It just came out in Science Advances our paper “Late Quaternary horses in Eurasia in the face of climate and vegetation change“, done in collaboration with Ludovic Orlando (Copenhagen/Toulouse), David Nogues-Bravo (Copenhagen), Andrea Manica (Cambridge), Francesco Boschin and Paolo Boscato (Siena), and many other excellent scientists!
This study represents the most ambitious effort so far to reconstruct the palaeoecology of the horse in Eurasia through more than 40 thousand years to gain a better understanding of their population dynamics through space and time. Our results suggest that European and Asian horses show different climatic adaptations; allow a better understanding of the progressive reduction in European horse remains during the Holocene, and shed new light on potential domestication centres.
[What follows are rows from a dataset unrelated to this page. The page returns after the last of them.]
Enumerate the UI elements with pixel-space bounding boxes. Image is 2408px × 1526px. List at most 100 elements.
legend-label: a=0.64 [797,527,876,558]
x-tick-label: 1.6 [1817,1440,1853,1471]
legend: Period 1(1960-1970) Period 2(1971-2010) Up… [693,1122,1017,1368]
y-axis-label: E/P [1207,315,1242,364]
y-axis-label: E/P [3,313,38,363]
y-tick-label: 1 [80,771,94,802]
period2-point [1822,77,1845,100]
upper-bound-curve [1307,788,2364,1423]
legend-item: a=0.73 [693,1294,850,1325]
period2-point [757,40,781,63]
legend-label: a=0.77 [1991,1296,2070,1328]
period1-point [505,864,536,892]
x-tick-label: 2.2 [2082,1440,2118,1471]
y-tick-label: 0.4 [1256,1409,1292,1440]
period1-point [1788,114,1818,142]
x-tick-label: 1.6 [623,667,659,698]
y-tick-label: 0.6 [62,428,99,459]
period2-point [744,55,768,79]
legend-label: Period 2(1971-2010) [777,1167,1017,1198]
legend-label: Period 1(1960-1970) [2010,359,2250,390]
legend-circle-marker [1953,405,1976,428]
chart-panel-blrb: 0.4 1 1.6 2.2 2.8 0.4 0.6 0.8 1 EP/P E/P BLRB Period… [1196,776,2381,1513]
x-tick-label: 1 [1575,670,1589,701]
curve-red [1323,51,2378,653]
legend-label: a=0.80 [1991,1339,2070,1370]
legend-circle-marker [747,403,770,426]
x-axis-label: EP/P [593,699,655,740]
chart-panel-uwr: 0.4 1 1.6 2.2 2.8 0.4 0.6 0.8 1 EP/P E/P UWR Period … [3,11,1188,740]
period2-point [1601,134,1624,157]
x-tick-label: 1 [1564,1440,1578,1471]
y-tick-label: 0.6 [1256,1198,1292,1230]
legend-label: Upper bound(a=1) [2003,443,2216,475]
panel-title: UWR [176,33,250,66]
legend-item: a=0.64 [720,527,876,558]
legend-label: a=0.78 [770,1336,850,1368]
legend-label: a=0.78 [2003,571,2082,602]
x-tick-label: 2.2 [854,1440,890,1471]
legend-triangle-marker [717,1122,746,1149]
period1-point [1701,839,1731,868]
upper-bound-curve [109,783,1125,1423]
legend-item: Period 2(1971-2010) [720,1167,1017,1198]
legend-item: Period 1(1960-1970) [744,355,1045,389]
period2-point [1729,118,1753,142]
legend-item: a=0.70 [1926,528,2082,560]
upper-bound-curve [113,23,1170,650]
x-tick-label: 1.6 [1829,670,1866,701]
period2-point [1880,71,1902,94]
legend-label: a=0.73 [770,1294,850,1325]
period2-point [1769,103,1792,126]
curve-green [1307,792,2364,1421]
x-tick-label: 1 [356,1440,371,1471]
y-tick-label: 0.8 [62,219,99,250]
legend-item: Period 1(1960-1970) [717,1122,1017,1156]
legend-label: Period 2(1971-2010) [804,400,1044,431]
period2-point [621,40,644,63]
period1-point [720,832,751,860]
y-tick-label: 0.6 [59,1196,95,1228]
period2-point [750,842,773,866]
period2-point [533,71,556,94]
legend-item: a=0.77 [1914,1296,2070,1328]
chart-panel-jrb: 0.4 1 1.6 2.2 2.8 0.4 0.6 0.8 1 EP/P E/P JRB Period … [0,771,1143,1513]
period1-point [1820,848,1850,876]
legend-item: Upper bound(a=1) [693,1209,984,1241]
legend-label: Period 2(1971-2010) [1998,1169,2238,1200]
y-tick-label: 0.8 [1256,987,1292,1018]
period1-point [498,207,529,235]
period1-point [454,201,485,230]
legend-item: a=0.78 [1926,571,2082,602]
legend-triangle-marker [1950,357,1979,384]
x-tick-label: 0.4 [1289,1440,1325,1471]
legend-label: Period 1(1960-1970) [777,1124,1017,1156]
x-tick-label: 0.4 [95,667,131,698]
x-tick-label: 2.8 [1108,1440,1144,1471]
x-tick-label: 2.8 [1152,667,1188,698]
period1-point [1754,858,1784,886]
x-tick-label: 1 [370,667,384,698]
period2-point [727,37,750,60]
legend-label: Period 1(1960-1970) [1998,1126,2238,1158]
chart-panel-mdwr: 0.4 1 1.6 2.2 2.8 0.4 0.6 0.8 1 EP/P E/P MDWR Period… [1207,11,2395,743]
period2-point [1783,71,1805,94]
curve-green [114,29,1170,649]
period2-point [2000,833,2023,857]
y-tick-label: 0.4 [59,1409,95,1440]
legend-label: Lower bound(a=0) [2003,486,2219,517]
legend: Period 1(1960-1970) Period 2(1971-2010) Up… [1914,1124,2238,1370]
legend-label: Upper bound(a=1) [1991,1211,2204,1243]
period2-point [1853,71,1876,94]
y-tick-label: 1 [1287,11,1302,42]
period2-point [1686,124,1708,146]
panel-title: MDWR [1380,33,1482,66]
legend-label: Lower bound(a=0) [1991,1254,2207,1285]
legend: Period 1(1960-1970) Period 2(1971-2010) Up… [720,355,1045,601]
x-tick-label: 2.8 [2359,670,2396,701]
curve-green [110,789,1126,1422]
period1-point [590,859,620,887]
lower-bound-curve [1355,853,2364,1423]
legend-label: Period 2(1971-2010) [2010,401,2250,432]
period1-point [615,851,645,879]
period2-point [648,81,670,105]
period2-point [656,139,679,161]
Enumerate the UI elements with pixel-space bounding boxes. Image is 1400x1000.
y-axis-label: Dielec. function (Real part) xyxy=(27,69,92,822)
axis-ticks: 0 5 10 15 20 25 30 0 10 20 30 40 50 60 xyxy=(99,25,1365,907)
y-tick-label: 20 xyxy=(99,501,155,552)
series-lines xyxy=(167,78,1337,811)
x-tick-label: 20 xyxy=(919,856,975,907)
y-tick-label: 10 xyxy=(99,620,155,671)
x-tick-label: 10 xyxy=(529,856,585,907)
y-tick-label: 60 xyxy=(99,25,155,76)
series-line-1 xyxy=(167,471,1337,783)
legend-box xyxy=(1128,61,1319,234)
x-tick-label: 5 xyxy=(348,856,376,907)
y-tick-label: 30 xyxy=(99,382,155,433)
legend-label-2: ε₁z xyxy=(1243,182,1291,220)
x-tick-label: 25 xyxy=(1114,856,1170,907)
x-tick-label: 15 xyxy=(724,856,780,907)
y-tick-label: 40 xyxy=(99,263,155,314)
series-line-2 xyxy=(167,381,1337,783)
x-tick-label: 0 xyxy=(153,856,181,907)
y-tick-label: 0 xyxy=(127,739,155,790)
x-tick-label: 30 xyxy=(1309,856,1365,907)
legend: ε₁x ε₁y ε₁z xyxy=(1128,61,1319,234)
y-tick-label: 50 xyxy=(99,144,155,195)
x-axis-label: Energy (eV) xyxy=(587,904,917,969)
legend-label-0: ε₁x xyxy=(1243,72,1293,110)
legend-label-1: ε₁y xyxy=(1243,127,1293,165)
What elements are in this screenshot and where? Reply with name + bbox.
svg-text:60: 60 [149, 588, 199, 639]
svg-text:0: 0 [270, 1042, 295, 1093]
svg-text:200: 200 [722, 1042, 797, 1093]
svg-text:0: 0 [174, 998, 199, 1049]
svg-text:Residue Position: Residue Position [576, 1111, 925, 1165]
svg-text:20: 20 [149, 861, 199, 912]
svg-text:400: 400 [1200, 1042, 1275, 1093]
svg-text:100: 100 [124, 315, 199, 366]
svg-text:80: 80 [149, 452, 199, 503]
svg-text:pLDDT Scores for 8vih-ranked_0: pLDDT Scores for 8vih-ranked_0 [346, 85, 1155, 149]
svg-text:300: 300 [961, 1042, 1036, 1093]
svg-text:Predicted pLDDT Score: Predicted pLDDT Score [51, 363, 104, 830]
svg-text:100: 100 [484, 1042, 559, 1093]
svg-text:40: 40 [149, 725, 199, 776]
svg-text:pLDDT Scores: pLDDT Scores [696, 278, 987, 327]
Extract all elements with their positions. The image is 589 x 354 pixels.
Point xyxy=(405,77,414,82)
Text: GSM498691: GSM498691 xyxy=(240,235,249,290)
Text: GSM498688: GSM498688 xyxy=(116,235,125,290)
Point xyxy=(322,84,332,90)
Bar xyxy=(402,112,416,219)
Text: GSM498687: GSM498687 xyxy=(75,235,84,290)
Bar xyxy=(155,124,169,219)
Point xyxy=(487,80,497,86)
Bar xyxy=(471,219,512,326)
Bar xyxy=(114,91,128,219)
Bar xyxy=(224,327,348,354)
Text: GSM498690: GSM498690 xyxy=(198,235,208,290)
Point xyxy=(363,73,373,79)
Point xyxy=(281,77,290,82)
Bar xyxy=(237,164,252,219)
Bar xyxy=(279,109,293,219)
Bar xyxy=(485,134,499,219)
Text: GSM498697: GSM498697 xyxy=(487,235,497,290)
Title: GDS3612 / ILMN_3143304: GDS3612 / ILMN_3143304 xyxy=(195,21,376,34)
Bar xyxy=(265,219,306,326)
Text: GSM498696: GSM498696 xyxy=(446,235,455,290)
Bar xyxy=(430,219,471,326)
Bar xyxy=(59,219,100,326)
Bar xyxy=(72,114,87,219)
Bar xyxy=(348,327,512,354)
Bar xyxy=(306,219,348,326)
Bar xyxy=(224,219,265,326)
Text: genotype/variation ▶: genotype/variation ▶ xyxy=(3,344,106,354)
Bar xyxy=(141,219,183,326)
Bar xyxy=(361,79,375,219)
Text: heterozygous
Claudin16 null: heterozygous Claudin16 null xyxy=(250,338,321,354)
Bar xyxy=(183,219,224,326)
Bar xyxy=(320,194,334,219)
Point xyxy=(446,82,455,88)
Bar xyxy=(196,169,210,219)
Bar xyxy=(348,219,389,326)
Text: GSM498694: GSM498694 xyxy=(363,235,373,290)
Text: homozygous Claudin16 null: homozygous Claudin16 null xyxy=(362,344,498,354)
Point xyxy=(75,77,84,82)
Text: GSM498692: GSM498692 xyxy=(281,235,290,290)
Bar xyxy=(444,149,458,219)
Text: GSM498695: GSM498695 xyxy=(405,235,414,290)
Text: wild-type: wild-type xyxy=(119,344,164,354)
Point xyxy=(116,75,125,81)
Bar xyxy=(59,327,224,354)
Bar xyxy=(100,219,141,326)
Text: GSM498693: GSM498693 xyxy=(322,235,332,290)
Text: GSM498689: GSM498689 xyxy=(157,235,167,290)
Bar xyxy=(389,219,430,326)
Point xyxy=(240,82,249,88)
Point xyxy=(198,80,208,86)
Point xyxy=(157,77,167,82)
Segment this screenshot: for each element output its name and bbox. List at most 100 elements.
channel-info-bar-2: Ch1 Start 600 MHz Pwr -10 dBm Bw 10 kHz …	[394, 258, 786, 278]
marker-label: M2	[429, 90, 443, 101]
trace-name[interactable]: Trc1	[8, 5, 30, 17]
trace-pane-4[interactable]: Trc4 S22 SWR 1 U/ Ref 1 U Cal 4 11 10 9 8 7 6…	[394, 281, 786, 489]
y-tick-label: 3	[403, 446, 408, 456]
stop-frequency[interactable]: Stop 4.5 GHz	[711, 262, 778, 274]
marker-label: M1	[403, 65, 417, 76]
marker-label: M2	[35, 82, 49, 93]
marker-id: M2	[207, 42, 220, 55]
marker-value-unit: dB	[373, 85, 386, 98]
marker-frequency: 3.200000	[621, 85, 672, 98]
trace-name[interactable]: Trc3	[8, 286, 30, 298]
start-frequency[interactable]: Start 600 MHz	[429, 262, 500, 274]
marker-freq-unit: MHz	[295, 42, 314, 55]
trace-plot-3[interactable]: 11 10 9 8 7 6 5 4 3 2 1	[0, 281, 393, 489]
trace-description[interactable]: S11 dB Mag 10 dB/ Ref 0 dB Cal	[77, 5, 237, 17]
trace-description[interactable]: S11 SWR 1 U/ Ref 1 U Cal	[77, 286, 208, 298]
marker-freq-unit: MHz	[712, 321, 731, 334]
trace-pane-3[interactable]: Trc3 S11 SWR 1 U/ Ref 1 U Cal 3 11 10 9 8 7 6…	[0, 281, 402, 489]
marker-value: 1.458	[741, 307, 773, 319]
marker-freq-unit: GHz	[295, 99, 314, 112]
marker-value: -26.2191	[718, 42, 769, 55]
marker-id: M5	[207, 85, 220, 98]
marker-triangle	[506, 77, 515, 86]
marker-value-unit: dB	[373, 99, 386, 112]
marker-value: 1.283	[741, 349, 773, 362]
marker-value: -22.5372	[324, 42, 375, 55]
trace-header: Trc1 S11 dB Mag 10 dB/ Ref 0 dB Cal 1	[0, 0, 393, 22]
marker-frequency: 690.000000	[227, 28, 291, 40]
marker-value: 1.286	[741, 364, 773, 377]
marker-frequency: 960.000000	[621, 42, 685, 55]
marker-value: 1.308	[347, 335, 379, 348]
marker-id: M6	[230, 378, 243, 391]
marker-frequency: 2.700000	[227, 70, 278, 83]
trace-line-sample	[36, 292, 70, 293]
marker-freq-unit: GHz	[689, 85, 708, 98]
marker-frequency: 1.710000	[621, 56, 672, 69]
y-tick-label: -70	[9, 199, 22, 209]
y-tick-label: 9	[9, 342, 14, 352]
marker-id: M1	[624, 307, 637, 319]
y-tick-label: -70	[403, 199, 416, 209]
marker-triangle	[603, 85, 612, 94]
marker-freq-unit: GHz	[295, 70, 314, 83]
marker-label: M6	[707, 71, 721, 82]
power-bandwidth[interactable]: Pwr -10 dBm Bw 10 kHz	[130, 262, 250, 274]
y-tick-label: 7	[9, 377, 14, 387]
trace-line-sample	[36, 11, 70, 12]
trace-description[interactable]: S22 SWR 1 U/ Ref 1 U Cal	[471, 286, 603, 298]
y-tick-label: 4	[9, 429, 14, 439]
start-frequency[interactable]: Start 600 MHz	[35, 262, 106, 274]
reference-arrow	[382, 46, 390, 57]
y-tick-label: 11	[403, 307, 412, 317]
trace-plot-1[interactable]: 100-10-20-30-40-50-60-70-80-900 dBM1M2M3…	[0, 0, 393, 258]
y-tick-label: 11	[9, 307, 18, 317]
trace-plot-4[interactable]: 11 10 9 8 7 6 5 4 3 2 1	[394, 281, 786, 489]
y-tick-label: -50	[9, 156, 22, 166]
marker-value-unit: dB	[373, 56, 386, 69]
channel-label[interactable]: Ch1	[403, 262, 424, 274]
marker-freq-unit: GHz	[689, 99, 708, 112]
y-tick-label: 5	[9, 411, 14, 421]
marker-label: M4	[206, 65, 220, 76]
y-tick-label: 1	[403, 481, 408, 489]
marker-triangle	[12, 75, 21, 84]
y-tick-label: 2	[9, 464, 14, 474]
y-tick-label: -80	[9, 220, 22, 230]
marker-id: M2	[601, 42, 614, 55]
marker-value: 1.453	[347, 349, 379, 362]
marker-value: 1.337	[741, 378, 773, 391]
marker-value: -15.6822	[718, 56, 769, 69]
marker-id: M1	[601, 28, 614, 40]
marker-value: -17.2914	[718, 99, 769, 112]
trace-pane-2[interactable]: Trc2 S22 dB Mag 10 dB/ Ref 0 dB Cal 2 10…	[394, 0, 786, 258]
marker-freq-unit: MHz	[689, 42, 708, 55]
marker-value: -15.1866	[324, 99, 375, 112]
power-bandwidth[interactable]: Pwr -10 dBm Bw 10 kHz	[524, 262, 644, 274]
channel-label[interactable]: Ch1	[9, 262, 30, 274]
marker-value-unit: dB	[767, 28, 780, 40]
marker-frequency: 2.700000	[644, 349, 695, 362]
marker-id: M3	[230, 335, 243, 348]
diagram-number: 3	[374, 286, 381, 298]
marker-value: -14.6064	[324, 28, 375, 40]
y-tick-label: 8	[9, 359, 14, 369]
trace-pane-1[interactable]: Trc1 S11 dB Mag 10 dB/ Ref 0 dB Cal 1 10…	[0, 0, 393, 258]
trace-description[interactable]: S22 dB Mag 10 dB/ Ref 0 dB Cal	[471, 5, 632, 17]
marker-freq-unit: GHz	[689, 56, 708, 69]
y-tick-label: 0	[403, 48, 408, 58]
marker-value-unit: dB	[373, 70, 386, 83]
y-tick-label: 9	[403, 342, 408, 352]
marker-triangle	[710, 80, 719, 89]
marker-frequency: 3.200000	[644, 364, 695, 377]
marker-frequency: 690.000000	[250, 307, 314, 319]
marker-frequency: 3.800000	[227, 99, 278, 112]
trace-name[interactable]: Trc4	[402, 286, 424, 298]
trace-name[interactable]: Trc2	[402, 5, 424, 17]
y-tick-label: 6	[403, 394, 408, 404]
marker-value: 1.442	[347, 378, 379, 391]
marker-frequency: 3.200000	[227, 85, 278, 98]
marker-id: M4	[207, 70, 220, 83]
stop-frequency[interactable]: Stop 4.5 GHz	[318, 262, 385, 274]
Michela Leonardi, Francesco Boschin, Konstantinos Giampoudakis, Robert M. Beyer, Mario Krapp, Robin Bendrey, Robert Sommer, Paolo Boscato, Andrea Manica, David Nogues-Bravo and Ludovic Orlando
Late Quaternary horses in Eurasia in the face of climate and vegetation change
Wild horses thrived across Eurasia until the Last Glacial Maximum to collapse after the beginning of the Holocene. The interplay of climate change, species adaptability to different environments, and human domestication in horse history is still lacking coherent continental-scale analysis integrating different lines of evidence. We assembled temporal and geographical information on 3070 horse occurrences across Eurasia, frequency data for 1120 archeological layers in Europe, and matched them to paleoclimatic and paleoenvironmental simulations for the Late Quaternary. Climate controlled the distribution of horses, and they inhabited regions in Europe and Asia with different climates and ecosystem productivity, suggesting plasticity to populate different environments. Their decline in Europe during the Holocene appears associated with an increasing loss and fragmentation of open habitats. Europe was the most likely source for the spread of horses toward more temperate regions, and we propose both Iberia and central Asia as potential centers of domestication.